In particular, Tony's article points out that a strong reference
to the WeakReference subclass needs to be held to make sure that
the WeakReference subclass object is still around when we want to
process it off the ReferenceQueue. Of course, that assumes I
understood what Tony said :-)

Dan



Jeremy

On Mon, Jun 14, 2010 at 10:45 AM, Daniel D. Daugherty
<[email protected]> wrote:
On 6/14/2010 11:30 AM, Jeremy Manson wrote:
Daniel,

The fix hasn't made it to OpenJDK6.  We were planning on pushing it to
OpenJDK6/7, but we haven't had time for it yet.  If your fix is better
(I haven't had a chance to look at it), then we'll happily drop ours
in favor of yours.

I will be looking at your fix today. Mine is a brute force big hammer
style fix that I'm not fond of, but does the job. Your fix will likely
address Eamonn's review comments and also solve the potential performance
impact that mine would have in systems with lots of Loggers.
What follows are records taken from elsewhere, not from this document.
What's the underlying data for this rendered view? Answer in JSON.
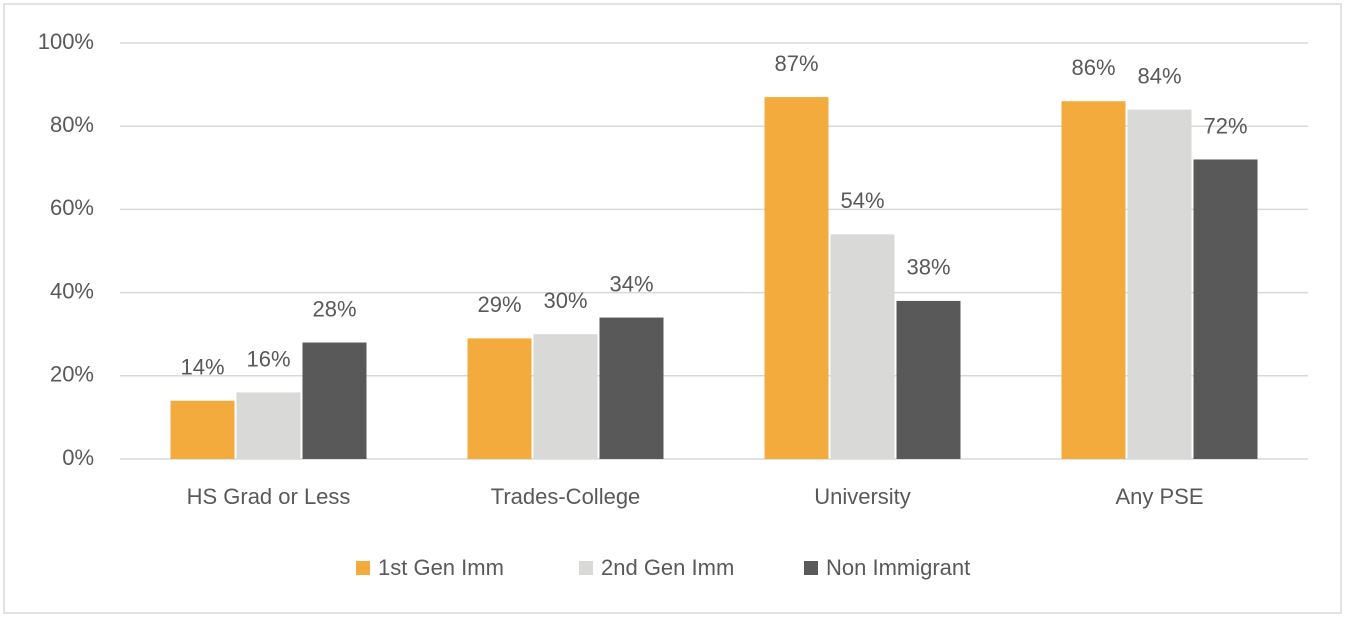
{
  "chart_data": {
    "type": "bar",
    "categories": [
      "HS Grad or Less",
      "Trades-College",
      "University",
      "Any PSE"
    ],
    "series": [
      {
        "name": "1st Gen Imm",
        "color": "#f2ab3c",
        "values": [
          14,
          29,
          87,
          86
        ],
        "value_labels": [
          "14%",
          "29%",
          "87%",
          "86%"
        ]
      },
      {
        "name": "2nd Gen Imm",
        "color": "#d9d9d7",
        "values": [
          16,
          30,
          54,
          84
        ],
        "value_labels": [
          "16%",
          "30%",
          "54%",
          "84%"
        ]
      },
      {
        "name": "Non Immigrant",
        "color": "#595959",
        "values": [
          28,
          34,
          38,
          72
        ],
        "value_labels": [
          "28%",
          "34%",
          "38%",
          "72%"
        ]
      }
    ],
    "ylim": [
      0,
      100
    ],
    "yticks": [
      {
        "value": 0,
        "label": "0%"
      },
      {
        "value": 20,
        "label": "20%"
      },
      {
        "value": 40,
        "label": "40%"
      },
      {
        "value": 60,
        "label": "60%"
      },
      {
        "value": 80,
        "label": "80%"
      },
      {
        "value": 100,
        "label": "100%"
      }
    ],
    "grid": true,
    "legend": "bottom"
  }
}
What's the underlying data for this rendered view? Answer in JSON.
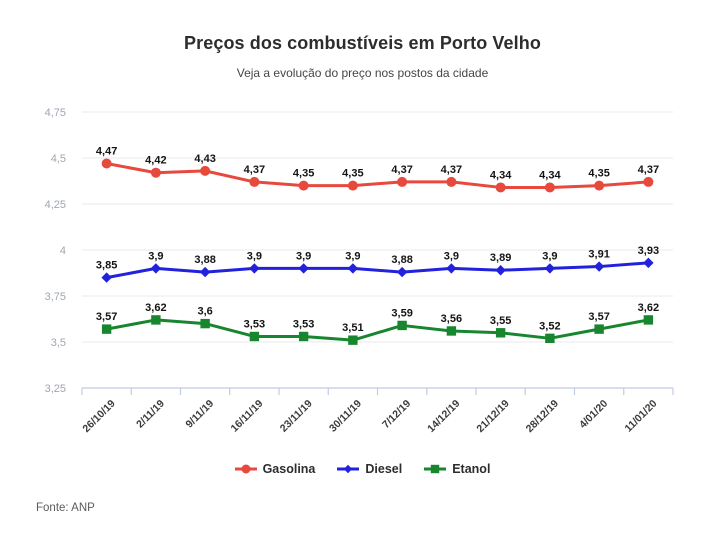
{
  "page": {
    "title": "Preços dos combustíveis em Porto Velho",
    "subtitle": "Veja a evolução do preço nos postos da cidade",
    "source": "Fonte: ANP"
  },
  "chart_data": {
    "type": "line",
    "title": "Preços dos combustíveis em Porto Velho",
    "subtitle": "Veja a evolução do preço nos postos da cidade",
    "source": "Fonte: ANP",
    "categories": [
      "26/10/19",
      "2/11/19",
      "9/11/19",
      "16/11/19",
      "23/11/19",
      "30/11/19",
      "7/12/19",
      "14/12/19",
      "21/12/19",
      "28/12/19",
      "4/01/20",
      "11/01/20"
    ],
    "series": [
      {
        "name": "Gasolina",
        "color": "#e8493d",
        "marker": "circle",
        "values": [
          4.47,
          4.42,
          4.43,
          4.37,
          4.35,
          4.35,
          4.37,
          4.37,
          4.34,
          4.34,
          4.35,
          4.37
        ],
        "labels": [
          "4,47",
          "4,42",
          "4,43",
          "4,37",
          "4,35",
          "4,35",
          "4,37",
          "4,37",
          "4,34",
          "4,34",
          "4,35",
          "4,37"
        ]
      },
      {
        "name": "Diesel",
        "color": "#2222dd",
        "marker": "diamond",
        "values": [
          3.85,
          3.9,
          3.88,
          3.9,
          3.9,
          3.9,
          3.88,
          3.9,
          3.89,
          3.9,
          3.91,
          3.93
        ],
        "labels": [
          "3,85",
          "3,9",
          "3,88",
          "3,9",
          "3,9",
          "3,9",
          "3,88",
          "3,9",
          "3,89",
          "3,9",
          "3,91",
          "3,93"
        ]
      },
      {
        "name": "Etanol",
        "color": "#17862f",
        "marker": "square",
        "values": [
          3.57,
          3.62,
          3.6,
          3.53,
          3.53,
          3.51,
          3.59,
          3.56,
          3.55,
          3.52,
          3.57,
          3.62
        ],
        "labels": [
          "3,57",
          "3,62",
          "3,6",
          "3,53",
          "3,53",
          "3,51",
          "3,59",
          "3,56",
          "3,55",
          "3,52",
          "3,57",
          "3,62"
        ]
      }
    ],
    "y_axis": {
      "ticks": [
        4.75,
        4.5,
        4.25,
        4.0,
        3.75,
        3.5,
        3.25
      ],
      "tick_labels": [
        "4,75",
        "4,5",
        "4,25",
        "4",
        "3,75",
        "3,5",
        "3,25"
      ],
      "range": [
        3.25,
        4.75
      ]
    },
    "xlabel": "",
    "ylabel": "",
    "grid": true,
    "legend_position": "bottom"
  }
}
For testing: I hand tested it with the "create lots of anonymous
loggers" test.  My major observation was that creating that many weak
references and rebuilding the internal data structures from scratch
repeatedly can bring a system to its knees.  This is why the
weakReferencesProcessed variable exists - we don't rebuild the
internal data structures with every additional logger that we lose.

I'll be sure to keep my eyes open for that part of the fix.


We also ran jtreg, which didn't seem to have any problems.

There are only 10 or so tests in JTREG. The VM/NSK logging test suite
has 550+ tests and it caught my breakage due to the currently legal
Logger loop in one of the tests.


The doc fixes: Our secret goal was to sneak those in without having to
file a separate bug, but I guess you caught us. ;)

Perhaps I can sweep those up for you. We'll have to see how it goes.

Thanks again for contributing the fix!

Dan


Jeremy

On Mon, Jun 14, 2010 at 9:46 AM, Daniel D. Daugherty
<[email protected]> wrote:

On 6/11/2010 4:41 PM, Martin Buchholz wrote:

On Fri, Jun 11, 2010 at 14:46, Daniel D. Daugherty
<[email protected]> wrote:


Jeremy,

I'm definitely interested in learning about your approach to this
issue.


Here's the patch against openjdk6 by Jeremy.
http://cr.openjdk.java.net/~martin/WeakLogger-jeremymanson.patch
(It would take a bit of merging to port to openjdk7)

Feel free to take anything from our change.
Apologies for the perforce-isms.

Martin


Jeremy and Martin,

Thanks for the proposed fix. A couple of questions:

- This changeset is private to Google right now, correct? As in
 it hasn't made it into OpenJDK6 yet.
- Do you plan on pushing this changeset to OpenJDK6?
- What kind of testing has been done on it?

Thanks for the offer for the code. I'll start wading through the
diffs today. Because this is an escalated issue, I will likely
be taking just the code and comments directly related to the
problem at hand. The JavaDoc fixes, even though they are useful,
will have to wait for a different changeset.

Thanks for jumping in on this thread.